Verifying Neural Networks Against Backdoor Attacks

TL;DR

This paper presents a verification method combining statistical sampling and abstract interpretation to determine if neural networks are free of backdoors, addressing security concerns in critical applications.

Contribution

It introduces a novel verification approach that can certify the absence of backdoors in neural networks with a certain success rate, improving over heuristic detection methods.

Findings

Effectively verifies absence of backdoors in neural networks.

Can generate backdoor triggers when verification fails.

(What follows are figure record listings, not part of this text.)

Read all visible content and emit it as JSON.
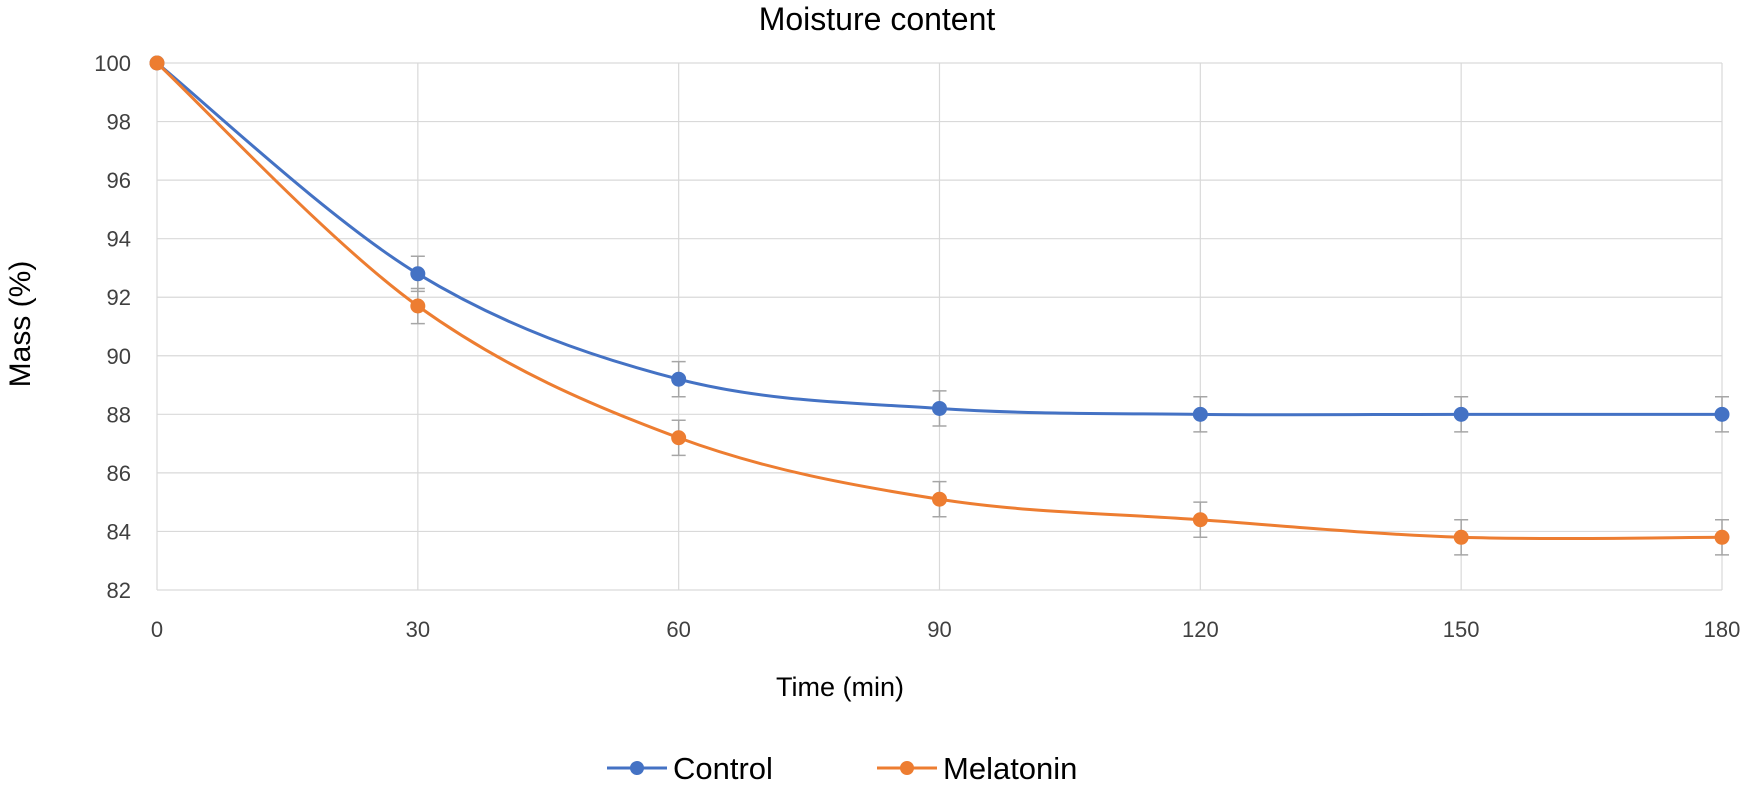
{
  "chart_data": {
    "type": "line",
    "title": "Moisture content",
    "xlabel": "Time (min)",
    "ylabel": "Mass  (%)",
    "x": [
      0,
      30,
      60,
      90,
      120,
      150,
      180
    ],
    "xlim": [
      0,
      180
    ],
    "ylim": [
      82,
      100
    ],
    "yticks": [
      82,
      84,
      86,
      88,
      90,
      92,
      94,
      96,
      98,
      100
    ],
    "grid": true,
    "legend_position": "bottom",
    "series": [
      {
        "name": "Control",
        "color": "#4472c4",
        "values": [
          100,
          92.8,
          89.2,
          88.2,
          88.0,
          88.0,
          88.0
        ],
        "errors": [
          0,
          0.6,
          0.6,
          0.6,
          0.6,
          0.6,
          0.6
        ]
      },
      {
        "name": "Melatonin",
        "color": "#ed7d31",
        "values": [
          100,
          91.7,
          87.2,
          85.1,
          84.4,
          83.8,
          83.8
        ],
        "errors": [
          0,
          0.6,
          0.6,
          0.6,
          0.6,
          0.6,
          0.6
        ]
      }
    ]
  }
}
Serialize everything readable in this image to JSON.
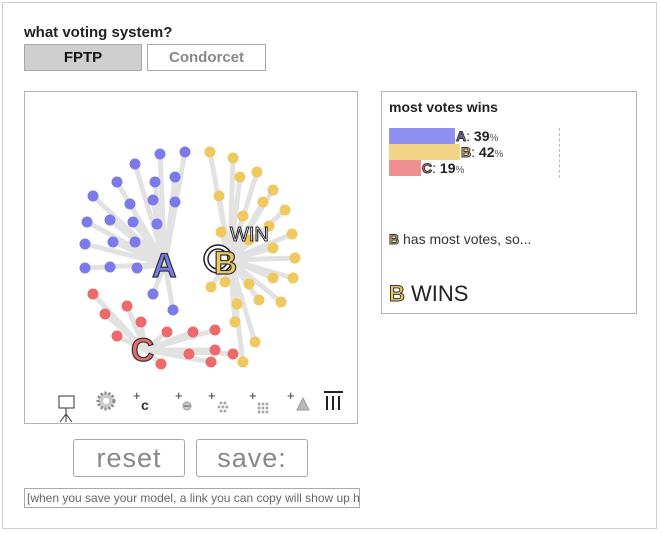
{
  "question": "what voting system?",
  "systems": {
    "fptp": "FPTP",
    "condorcet": "Condorcet",
    "selected": "FPTP"
  },
  "colors": {
    "A": "#7a7ae8",
    "B": "#f0c860",
    "C": "#ee6a6a",
    "A_bar": "#9090f0",
    "B_bar": "#f2d487",
    "C_bar": "#f08f8f"
  },
  "simulation": {
    "win_label": "WIN",
    "candidates": [
      {
        "letter": "A"
      },
      {
        "letter": "B"
      },
      {
        "letter": "C"
      }
    ],
    "tools": [
      {
        "name": "ballot-stand-icon"
      },
      {
        "name": "gear-icon"
      },
      {
        "name": "add-candidate-icon",
        "glyph": "c"
      },
      {
        "name": "add-voter-icon"
      },
      {
        "name": "add-voter-group-small-icon"
      },
      {
        "name": "add-voter-group-large-icon"
      },
      {
        "name": "add-triangle-icon"
      },
      {
        "name": "clear-all-icon"
      }
    ]
  },
  "panel": {
    "title": "most votes wins",
    "results": [
      {
        "letter": "A",
        "value": "39",
        "unit": "%",
        "share": 0.39
      },
      {
        "letter": "B",
        "value": "42",
        "unit": "%",
        "share": 0.42
      },
      {
        "letter": "C",
        "value": "19",
        "unit": "%",
        "share": 0.19
      }
    ],
    "message_letter": "B",
    "message_text": " has most votes, so...",
    "winner_letter": "B",
    "winner_text": " WINS"
  },
  "actions": {
    "reset": "reset",
    "save": "save:",
    "save_link_text": "[when you save your model, a link you can copy will show up here]"
  }
}
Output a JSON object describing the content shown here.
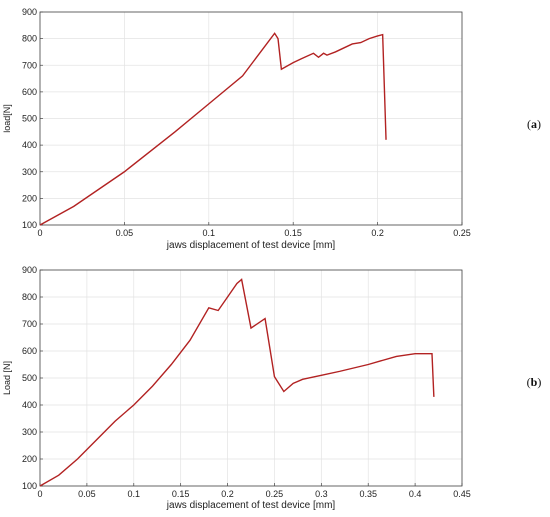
{
  "chart_data": [
    {
      "type": "line",
      "panel_label": {
        "open": "(",
        "letter": "a",
        "close": ")"
      },
      "xlabel": "jaws displacement of test device [mm]",
      "ylabel": "load[N]",
      "xlim": [
        0,
        0.25
      ],
      "ylim": [
        100,
        900
      ],
      "xticks": [
        "0",
        "0.05",
        "0.1",
        "0.15",
        "0.2",
        "0.25"
      ],
      "xtick_values": [
        0,
        0.05,
        0.1,
        0.15,
        0.2,
        0.25
      ],
      "yticks": [
        "100",
        "200",
        "300",
        "400",
        "500",
        "600",
        "700",
        "800",
        "900"
      ],
      "ytick_values": [
        100,
        200,
        300,
        400,
        500,
        600,
        700,
        800,
        900
      ],
      "grid": true,
      "line_color": "#b22222",
      "x": [
        0,
        0.02,
        0.05,
        0.08,
        0.1,
        0.12,
        0.139,
        0.141,
        0.143,
        0.15,
        0.155,
        0.162,
        0.165,
        0.168,
        0.17,
        0.175,
        0.18,
        0.185,
        0.19,
        0.195,
        0.2,
        0.203,
        0.205
      ],
      "y": [
        100,
        170,
        300,
        450,
        555,
        660,
        820,
        800,
        685,
        710,
        725,
        745,
        730,
        745,
        738,
        750,
        765,
        780,
        785,
        800,
        810,
        815,
        420
      ]
    },
    {
      "type": "line",
      "panel_label": {
        "open": "(",
        "letter": "b",
        "close": ")"
      },
      "xlabel": "jaws displacement of test device [mm]",
      "ylabel": "Load [N]",
      "xlim": [
        0,
        0.45
      ],
      "ylim": [
        100,
        900
      ],
      "xticks": [
        "0",
        "0.05",
        "0.1",
        "0.15",
        "0.2",
        "0.25",
        "0.3",
        "0.35",
        "0.4",
        "0.45"
      ],
      "xtick_values": [
        0,
        0.05,
        0.1,
        0.15,
        0.2,
        0.25,
        0.3,
        0.35,
        0.4,
        0.45
      ],
      "yticks": [
        "100",
        "200",
        "300",
        "400",
        "500",
        "600",
        "700",
        "800",
        "900"
      ],
      "ytick_values": [
        100,
        200,
        300,
        400,
        500,
        600,
        700,
        800,
        900
      ],
      "grid": true,
      "line_color": "#b22222",
      "x": [
        0,
        0.02,
        0.04,
        0.06,
        0.08,
        0.1,
        0.12,
        0.14,
        0.16,
        0.18,
        0.19,
        0.2,
        0.21,
        0.215,
        0.225,
        0.24,
        0.25,
        0.26,
        0.27,
        0.28,
        0.3,
        0.32,
        0.35,
        0.38,
        0.4,
        0.41,
        0.418,
        0.42
      ],
      "y": [
        100,
        140,
        200,
        270,
        340,
        400,
        470,
        550,
        640,
        760,
        750,
        800,
        850,
        865,
        685,
        720,
        505,
        450,
        480,
        495,
        510,
        525,
        550,
        580,
        590,
        590,
        590,
        430
      ]
    }
  ]
}
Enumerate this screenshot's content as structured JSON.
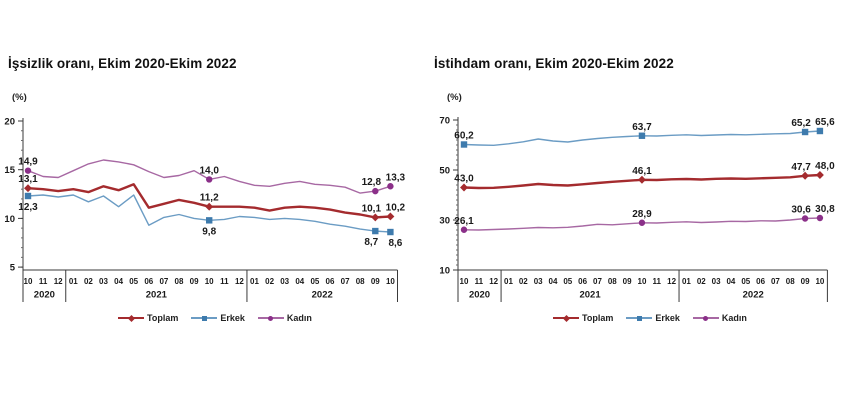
{
  "page": {
    "background": "#ffffff"
  },
  "chart_data": [
    {
      "type": "line",
      "title": "İşsizlik oranı, Ekim 2020-Ekim 2022",
      "unit_label": "(%)",
      "ylabel": "(%)",
      "ylim": [
        4.7,
        20.6
      ],
      "yticks": [
        5,
        10,
        15,
        20
      ],
      "grid": false,
      "legend_position": "bottom",
      "months": [
        "10",
        "11",
        "12",
        "01",
        "02",
        "03",
        "04",
        "05",
        "06",
        "07",
        "08",
        "09",
        "10",
        "11",
        "12",
        "01",
        "02",
        "03",
        "04",
        "05",
        "06",
        "07",
        "08",
        "09",
        "10"
      ],
      "year_groups": [
        {
          "label": "2020",
          "start": 0,
          "end": 2
        },
        {
          "label": "2021",
          "start": 3,
          "end": 14
        },
        {
          "label": "2022",
          "start": 15,
          "end": 24
        }
      ],
      "series": [
        {
          "name": "Kadın",
          "color": "#A768A3",
          "marker_color": "#8B3089",
          "marker": "circle",
          "values": [
            14.9,
            14.3,
            14.2,
            14.9,
            15.6,
            16.0,
            15.8,
            15.5,
            14.8,
            14.2,
            14.4,
            14.9,
            14.0,
            14.3,
            13.8,
            13.4,
            13.3,
            13.6,
            13.8,
            13.5,
            13.4,
            13.2,
            12.6,
            12.8,
            13.3
          ],
          "labels": [
            {
              "index": 0,
              "text": "14,9",
              "pos": "above"
            },
            {
              "index": 12,
              "text": "14,0",
              "pos": "above"
            },
            {
              "index": 23,
              "text": "12,8",
              "pos": "above"
            },
            {
              "index": 24,
              "text": "13,3",
              "pos": "above"
            }
          ]
        },
        {
          "name": "Erkek",
          "color": "#6B9CC4",
          "marker_color": "#3E7BAD",
          "marker": "square",
          "values": [
            12.3,
            12.4,
            12.2,
            12.4,
            11.7,
            12.3,
            11.2,
            12.4,
            9.3,
            10.1,
            10.4,
            10.0,
            9.8,
            9.9,
            10.2,
            10.1,
            9.9,
            10.0,
            9.9,
            9.7,
            9.4,
            9.2,
            8.9,
            8.7,
            8.6
          ],
          "labels": [
            {
              "index": 0,
              "text": "12,3",
              "pos": "below"
            },
            {
              "index": 12,
              "text": "9,8",
              "pos": "below"
            },
            {
              "index": 23,
              "text": "8,7",
              "pos": "below"
            },
            {
              "index": 24,
              "text": "8,6",
              "pos": "below"
            }
          ]
        },
        {
          "name": "Toplam",
          "color": "#A42B2E",
          "marker_color": "#A42B2E",
          "marker": "diamond",
          "values": [
            13.1,
            13.0,
            12.8,
            13.0,
            12.7,
            13.3,
            12.9,
            13.5,
            11.1,
            11.5,
            11.9,
            11.6,
            11.2,
            11.2,
            11.2,
            11.1,
            10.8,
            11.1,
            11.2,
            11.1,
            10.9,
            10.6,
            10.4,
            10.1,
            10.2
          ],
          "labels": [
            {
              "index": 0,
              "text": "13,1",
              "pos": "above"
            },
            {
              "index": 12,
              "text": "11,2",
              "pos": "above"
            },
            {
              "index": 23,
              "text": "10,1",
              "pos": "above"
            },
            {
              "index": 24,
              "text": "10,2",
              "pos": "above"
            }
          ]
        }
      ],
      "legend_order": [
        "Toplam",
        "Erkek",
        "Kadın"
      ]
    },
    {
      "type": "line",
      "title": "İstihdam oranı, Ekim 2020-Ekim 2022",
      "unit_label": "(%)",
      "ylabel": "(%)",
      "ylim": [
        10,
        72
      ],
      "yticks": [
        10,
        30,
        50,
        70
      ],
      "grid": false,
      "legend_position": "bottom",
      "months": [
        "10",
        "11",
        "12",
        "01",
        "02",
        "03",
        "04",
        "05",
        "06",
        "07",
        "08",
        "09",
        "10",
        "11",
        "12",
        "01",
        "02",
        "03",
        "04",
        "05",
        "06",
        "07",
        "08",
        "09",
        "10"
      ],
      "year_groups": [
        {
          "label": "2020",
          "start": 0,
          "end": 2
        },
        {
          "label": "2021",
          "start": 3,
          "end": 14
        },
        {
          "label": "2022",
          "start": 15,
          "end": 24
        }
      ],
      "series": [
        {
          "name": "Kadın",
          "color": "#A768A3",
          "marker_color": "#8B3089",
          "marker": "circle",
          "values": [
            26.1,
            26.0,
            26.2,
            26.4,
            26.7,
            27.0,
            26.9,
            27.1,
            27.6,
            28.3,
            28.1,
            28.5,
            28.9,
            28.8,
            29.1,
            29.3,
            29.0,
            29.2,
            29.5,
            29.4,
            29.7,
            29.6,
            30.0,
            30.6,
            30.8
          ],
          "labels": [
            {
              "index": 0,
              "text": "26,1",
              "pos": "above"
            },
            {
              "index": 12,
              "text": "28,9",
              "pos": "above"
            },
            {
              "index": 23,
              "text": "30,6",
              "pos": "above"
            },
            {
              "index": 24,
              "text": "30,8",
              "pos": "above"
            }
          ]
        },
        {
          "name": "Erkek",
          "color": "#6B9CC4",
          "marker_color": "#3E7BAD",
          "marker": "square",
          "values": [
            60.2,
            60.0,
            59.9,
            60.5,
            61.3,
            62.4,
            61.6,
            61.2,
            62.0,
            62.6,
            63.1,
            63.4,
            63.7,
            63.6,
            63.9,
            64.1,
            63.8,
            64.0,
            64.2,
            64.1,
            64.3,
            64.5,
            64.6,
            65.2,
            65.6
          ],
          "labels": [
            {
              "index": 0,
              "text": "60,2",
              "pos": "above"
            },
            {
              "index": 12,
              "text": "63,7",
              "pos": "above"
            },
            {
              "index": 23,
              "text": "65,2",
              "pos": "above"
            },
            {
              "index": 24,
              "text": "65,6",
              "pos": "above"
            }
          ]
        },
        {
          "name": "Toplam",
          "color": "#A42B2E",
          "marker_color": "#A42B2E",
          "marker": "diamond",
          "values": [
            43.0,
            42.8,
            42.9,
            43.3,
            43.8,
            44.4,
            44.0,
            43.8,
            44.3,
            44.8,
            45.3,
            45.7,
            46.1,
            46.0,
            46.3,
            46.4,
            46.2,
            46.5,
            46.6,
            46.5,
            46.7,
            46.9,
            47.1,
            47.7,
            48.0
          ],
          "labels": [
            {
              "index": 0,
              "text": "43,0",
              "pos": "above"
            },
            {
              "index": 12,
              "text": "46,1",
              "pos": "above"
            },
            {
              "index": 23,
              "text": "47,7",
              "pos": "above"
            },
            {
              "index": 24,
              "text": "48,0",
              "pos": "above"
            }
          ]
        }
      ],
      "legend_order": [
        "Toplam",
        "Erkek",
        "Kadın"
      ]
    }
  ]
}
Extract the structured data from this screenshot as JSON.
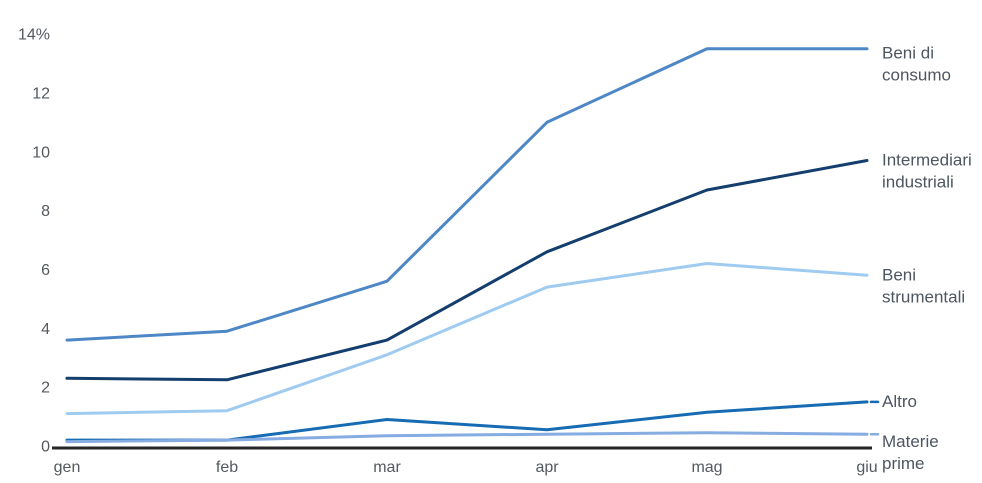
{
  "chart_data": {
    "type": "line",
    "title": "",
    "xlabel": "",
    "ylabel": "",
    "grid": false,
    "legend_position": "right-end-labels",
    "ylim": [
      0,
      14
    ],
    "categories": [
      "gen",
      "feb",
      "mar",
      "apr",
      "mag",
      "giu"
    ],
    "yticks": [
      {
        "value": 0,
        "label": "0"
      },
      {
        "value": 2,
        "label": "2"
      },
      {
        "value": 4,
        "label": "4"
      },
      {
        "value": 6,
        "label": "6"
      },
      {
        "value": 8,
        "label": "8"
      },
      {
        "value": 10,
        "label": "10"
      },
      {
        "value": 12,
        "label": "12"
      },
      {
        "value": 14,
        "label": "14%"
      }
    ],
    "series": [
      {
        "name": "Beni di consumo",
        "label_lines": [
          "Beni di",
          "consumo"
        ],
        "color": "#4e87c6",
        "values": [
          3.6,
          3.9,
          5.6,
          11.0,
          13.5,
          13.5
        ],
        "label_dy": 10,
        "leader_dash": false
      },
      {
        "name": "Intermediari industriali",
        "label_lines": [
          "Intermediari",
          "industriali"
        ],
        "color": "#133e6d",
        "values": [
          2.3,
          2.25,
          3.6,
          6.6,
          8.7,
          9.7
        ],
        "label_dy": 5,
        "leader_dash": false
      },
      {
        "name": "Beni strumentali",
        "label_lines": [
          "Beni",
          "strumentali"
        ],
        "color": "#9fcbf1",
        "values": [
          1.1,
          1.2,
          3.1,
          5.4,
          6.2,
          5.8
        ],
        "label_dy": 5,
        "leader_dash": false
      },
      {
        "name": "Altro",
        "label_lines": [
          "Altro"
        ],
        "color": "#176bb3",
        "values": [
          0.2,
          0.2,
          0.9,
          0.55,
          1.15,
          1.5
        ],
        "label_dy": 5,
        "leader_dash": true
      },
      {
        "name": "Materie prime",
        "label_lines": [
          "Materie",
          "prime"
        ],
        "color": "#86ace2",
        "values": [
          0.15,
          0.2,
          0.35,
          0.4,
          0.45,
          0.4
        ],
        "label_dy": 13,
        "leader_dash": true
      }
    ],
    "axis_color": "#262626",
    "tick_label_color": "#54585f",
    "series_label_color": "#4d5661"
  }
}
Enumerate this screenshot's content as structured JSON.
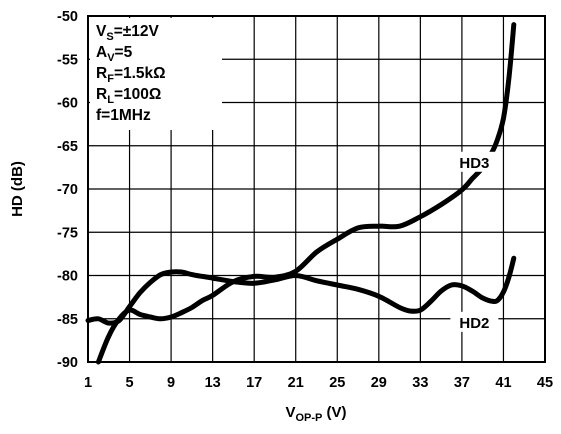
{
  "chart_data": {
    "type": "line",
    "xlabel": {
      "main": "V",
      "sub": "OP-P",
      "unit": " (V)"
    },
    "ylabel": "HD (dB)",
    "xlim": [
      1,
      45
    ],
    "ylim": [
      -90,
      -50
    ],
    "x_ticks": [
      1,
      5,
      9,
      13,
      17,
      21,
      25,
      29,
      33,
      37,
      41,
      45
    ],
    "y_ticks": [
      -50,
      -55,
      -60,
      -65,
      -70,
      -75,
      -80,
      -85,
      -90
    ],
    "grid": true,
    "conditions": [
      {
        "main": "V",
        "sub": "S",
        "rest": "=±12V"
      },
      {
        "main": "A",
        "sub": "V",
        "rest": "=5"
      },
      {
        "main": "R",
        "sub": "F",
        "rest": "=1.5kΩ"
      },
      {
        "main": "R",
        "sub": "L",
        "rest": "=100Ω"
      },
      {
        "main": "f=1MHz",
        "sub": "",
        "rest": ""
      }
    ],
    "series": [
      {
        "name": "HD3",
        "x": [
          2,
          3,
          4,
          5,
          6,
          7,
          8,
          9,
          10,
          11,
          12,
          13,
          15,
          17,
          19,
          21,
          23,
          25,
          27,
          29,
          31,
          33,
          35,
          37,
          38,
          39,
          40,
          40.5,
          41,
          41.5,
          42
        ],
        "y": [
          -90,
          -87,
          -85,
          -84,
          -84.5,
          -84.8,
          -85,
          -84.8,
          -84.3,
          -83.7,
          -82.9,
          -82.3,
          -80.7,
          -80.1,
          -80.2,
          -79.5,
          -77.3,
          -75.8,
          -74.5,
          -74.3,
          -74.3,
          -73.2,
          -71.8,
          -70.1,
          -68.8,
          -67.5,
          -65.5,
          -64.0,
          -61.8,
          -57.5,
          -51
        ]
      },
      {
        "name": "HD2",
        "x": [
          1,
          2,
          3,
          4,
          5,
          6,
          7,
          8,
          9,
          10,
          11,
          12,
          13,
          15,
          17,
          19,
          21,
          23,
          25,
          27,
          29,
          31,
          32,
          33,
          34,
          35,
          36,
          37,
          38,
          39,
          40,
          40.5,
          41,
          41.5,
          42
        ],
        "y": [
          -85.2,
          -85.0,
          -85.5,
          -85.2,
          -83.6,
          -82.0,
          -80.8,
          -79.9,
          -79.6,
          -79.6,
          -79.9,
          -80.1,
          -80.3,
          -80.7,
          -80.9,
          -80.5,
          -80.0,
          -80.6,
          -81.1,
          -81.6,
          -82.4,
          -83.7,
          -84.1,
          -84.0,
          -83.0,
          -81.8,
          -81.1,
          -81.2,
          -81.8,
          -82.6,
          -83.0,
          -82.8,
          -81.9,
          -80.3,
          -78.0
        ]
      }
    ]
  }
}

Outperforms existing randomized smoothing methods.

Abstract

Neural networks have achieved state-of-the-art performance in solving many problems, including many applications in safety/security-critical systems. Researchers also discovered multiple security issues associated with neural networks. One of them is backdoor attacks, i.e., a neural network may be embedded with a backdoor such that a target output is almost always generated in the presence of a trigger. Existing defense approaches mostly focus on detecting whether a neural network is 'backdoored' based on heuristics, e.g., activation patterns. To the best of our knowledge, the only line of work which certifies the absence of backdoor is based on randomized smoothing, which is known to significantly reduce neural network performance. In this work, we propose an approach to verify whether a given neural network is free of backdoor with a certain level of success rate. Our approach integrates statistical sampling as well as abstract interpretation. The experiment results show that our approach effectively verifies the absence of backdoor or generates backdoor triggers.